Parsing log file and returning timestamp ordered output

Question

Problem statement: I have the following access log, get the count by timestamp(hh:mm) and sort the count based on minute. And write it into the CSV file.

access.log:

172.16.0.3 - - [25/Sep/2002:14:04:19 +0200] "GET /api/endpoint HTTP/1.1" 401 80500 "domain" "Mozilla/5.0 (X11; U; Linux i686; en-US; rv:1.1) Gecko/20020827"
172.16.0.3 - - [25/Sep/2002:14:04:19 +0200] "GET /api/endpoint HTTP/1.1" 200 80500 "domain" "Mozilla/5.0 (X11; U; Linux i686; en-US; rv:1.1) Gecko/20020827"
172.16.0.3 - - [25/Sep/2002:14:04:19 +0200] "GET /api/endpoint HTTP/1.1" 401 80500 "domain" "Mozilla/5.0 (X11; U; Linux i686; en-US; rv:1.1) Gecko/20020827"
172.16.1.3 - - [25/Sep/2002:14:04:19 +0200] "GET /api/endpoint HTTP/1.1" 401 80500 "domain" "Mozilla/5.0 (X11; U; Linux i686; en-US; rv:1.1) Gecko/20020827"
172.16.1.3 - - [25/Sep/2002:14:05:19 +0200] "GET /api/endpoint HTTP/1.1" 200 80500 "domain" "Mozilla/5.0 (X11; U; Linux i686; en-US; rv:1.1) Gecko/20020827"
172.16.1.3 - - [25/Sep/2002:14:05:19 +0200] "GET /api/endpoint HTTP/1.1" 200 80500 "domain" "Mozilla/5.0 (X11; U; Linux i686; en-US; rv:1.1) Gecko/20020827"

expected output:

#cat output.csv:
14:04, 4
14:05, 2

My solution:

import re
import csv

log_list = {}

with open('access.log','r') as loglines:
    for line in loglines:
        if line != "\n":
            re_pattern = '([\d\.?]+) - - \[(.*?)\] "(.*?)" (.*?) (.*?) "(.*?)" "(.*?)"'
            re_match = re.match(re_pattern, line)
            timestamp = re_match.groups()[1]
            hh_mm = timestamp[12:17]
            if hh_mm in log_list:
                log_list[hh_mm] += 1
            else:
                log_list[hh_mm] = 1
    srtd_list = sorted(log_list.items(), key=lambda i:i[0])
    with open('parsed_file.csv','w') as parsed_file:
        csv_writer = csv.writer(parsed_file)
        for item in srtd_list:
            csv_writer.writerow(item)

Follow up questions:

Any other efficient way to perform this?
How can i improve the book keeping of the count, if the file size is 10GB or if the file is ever growing.
Efficient way to do the same for a file which gonna keep rotate hourly.

Why is this being done in the first place? There are multiple strange things going on here, including that you're divorcing the time from the date. Is this for some kind of log traffic histogram only paying attention to the time of day? — Reinderien
– Reinderien, Commented Jun 23, 2021 at 13:17
Incorporating advice from an answer into the question violates the question-and-answer nature of this site. You could post improved code as a new question, as an answer, or as a link to an external site - as described in I improved my code based on the reviews. What next?. I have rolled back the edit, so the answers make sense again. — Toby Speight
– Toby Speight, Commented Jun 23, 2021 at 19:54

AJNeufeld · Accepted Answer · 2021-06-23 14:39:00Z

3

log_list = {}
...
            if hh_mm in log_list:
                log_list[hh_mm] += 1
            else:
                log_list[hh_mm] = 1
...

This can be replaced with a Counter where unknown keys default to zero.

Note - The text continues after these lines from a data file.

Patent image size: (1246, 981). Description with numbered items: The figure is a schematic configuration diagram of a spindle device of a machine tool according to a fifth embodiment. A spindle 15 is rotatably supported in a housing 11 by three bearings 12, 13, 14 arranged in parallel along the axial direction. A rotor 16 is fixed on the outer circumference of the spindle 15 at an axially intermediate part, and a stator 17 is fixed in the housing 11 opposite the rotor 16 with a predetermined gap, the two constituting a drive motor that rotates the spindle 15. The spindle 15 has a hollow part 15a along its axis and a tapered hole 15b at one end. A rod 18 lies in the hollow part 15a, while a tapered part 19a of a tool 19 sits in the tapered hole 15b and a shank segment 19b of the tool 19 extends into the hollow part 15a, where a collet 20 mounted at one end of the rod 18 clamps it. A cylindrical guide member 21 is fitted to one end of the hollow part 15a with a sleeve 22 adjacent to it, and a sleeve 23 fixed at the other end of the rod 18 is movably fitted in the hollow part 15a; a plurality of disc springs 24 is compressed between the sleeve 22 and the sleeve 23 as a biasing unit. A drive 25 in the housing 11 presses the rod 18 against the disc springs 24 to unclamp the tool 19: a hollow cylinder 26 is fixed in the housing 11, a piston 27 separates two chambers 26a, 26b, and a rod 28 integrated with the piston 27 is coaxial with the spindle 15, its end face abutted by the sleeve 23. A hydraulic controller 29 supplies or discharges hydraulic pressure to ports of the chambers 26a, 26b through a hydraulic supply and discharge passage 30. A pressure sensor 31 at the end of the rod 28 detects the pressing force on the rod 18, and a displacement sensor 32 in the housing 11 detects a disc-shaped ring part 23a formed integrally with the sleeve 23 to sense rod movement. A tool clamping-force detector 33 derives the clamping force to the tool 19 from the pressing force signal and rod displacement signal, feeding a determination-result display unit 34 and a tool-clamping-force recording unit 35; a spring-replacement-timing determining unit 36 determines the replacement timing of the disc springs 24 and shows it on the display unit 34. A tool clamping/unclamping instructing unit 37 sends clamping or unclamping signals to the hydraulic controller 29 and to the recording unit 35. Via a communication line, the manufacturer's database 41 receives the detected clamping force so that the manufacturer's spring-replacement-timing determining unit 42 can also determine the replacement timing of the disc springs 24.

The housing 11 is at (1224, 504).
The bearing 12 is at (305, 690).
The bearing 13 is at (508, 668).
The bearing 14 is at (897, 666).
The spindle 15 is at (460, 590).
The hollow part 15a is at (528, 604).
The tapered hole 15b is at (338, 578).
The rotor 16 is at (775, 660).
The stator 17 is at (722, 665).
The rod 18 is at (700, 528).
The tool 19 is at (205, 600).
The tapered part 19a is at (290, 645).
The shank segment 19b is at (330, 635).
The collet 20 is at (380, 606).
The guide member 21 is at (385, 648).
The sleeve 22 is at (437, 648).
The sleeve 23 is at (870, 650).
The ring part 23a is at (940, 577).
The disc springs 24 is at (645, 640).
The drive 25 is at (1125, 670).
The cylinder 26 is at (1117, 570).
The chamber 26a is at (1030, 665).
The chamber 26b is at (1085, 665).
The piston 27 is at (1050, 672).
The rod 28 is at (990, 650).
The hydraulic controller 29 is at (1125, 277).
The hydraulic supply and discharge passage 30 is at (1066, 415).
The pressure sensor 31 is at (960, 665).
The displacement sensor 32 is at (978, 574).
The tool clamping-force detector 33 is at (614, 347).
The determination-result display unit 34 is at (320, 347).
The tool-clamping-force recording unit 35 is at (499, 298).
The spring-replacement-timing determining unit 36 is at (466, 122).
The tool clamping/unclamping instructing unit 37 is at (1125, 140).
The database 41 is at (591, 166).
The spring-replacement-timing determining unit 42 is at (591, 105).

from collections import Counter

log_list = Counter()
...
            log_list[hh_mm] += 1
...

re_pattern does not need to be redefined each time through the loop. It should be moved outside of the loop, possibly to the top of the file as a constant (ie, named in all caps: RE_PATTERN), and maybe even compiled using re.compile(…)

There is no point capturing patterns you aren’t using. You just need (…) around the timestamp re pattern.

From srtd_list on, you can outdent one level. You’ve finished reading the loglines, so you should allow the file to be closed immediately.

The key=… in sorted(…) is unnecessary, since you are sorting on the guaranteed-unique first element of a tuple.

You don’t need regex at all to do this. You could write the first part of the code as:

import csv
from collections import Counter

with open('access.log','r') as loglines:
    log_list = Counter(line.split()[3][13:18]
                       for line in loglines
                       if line != '\n')
srtd_list = sorted(log_list.items())
…

This is simultaneously simpler and more cryptic. Comment it well if you use it!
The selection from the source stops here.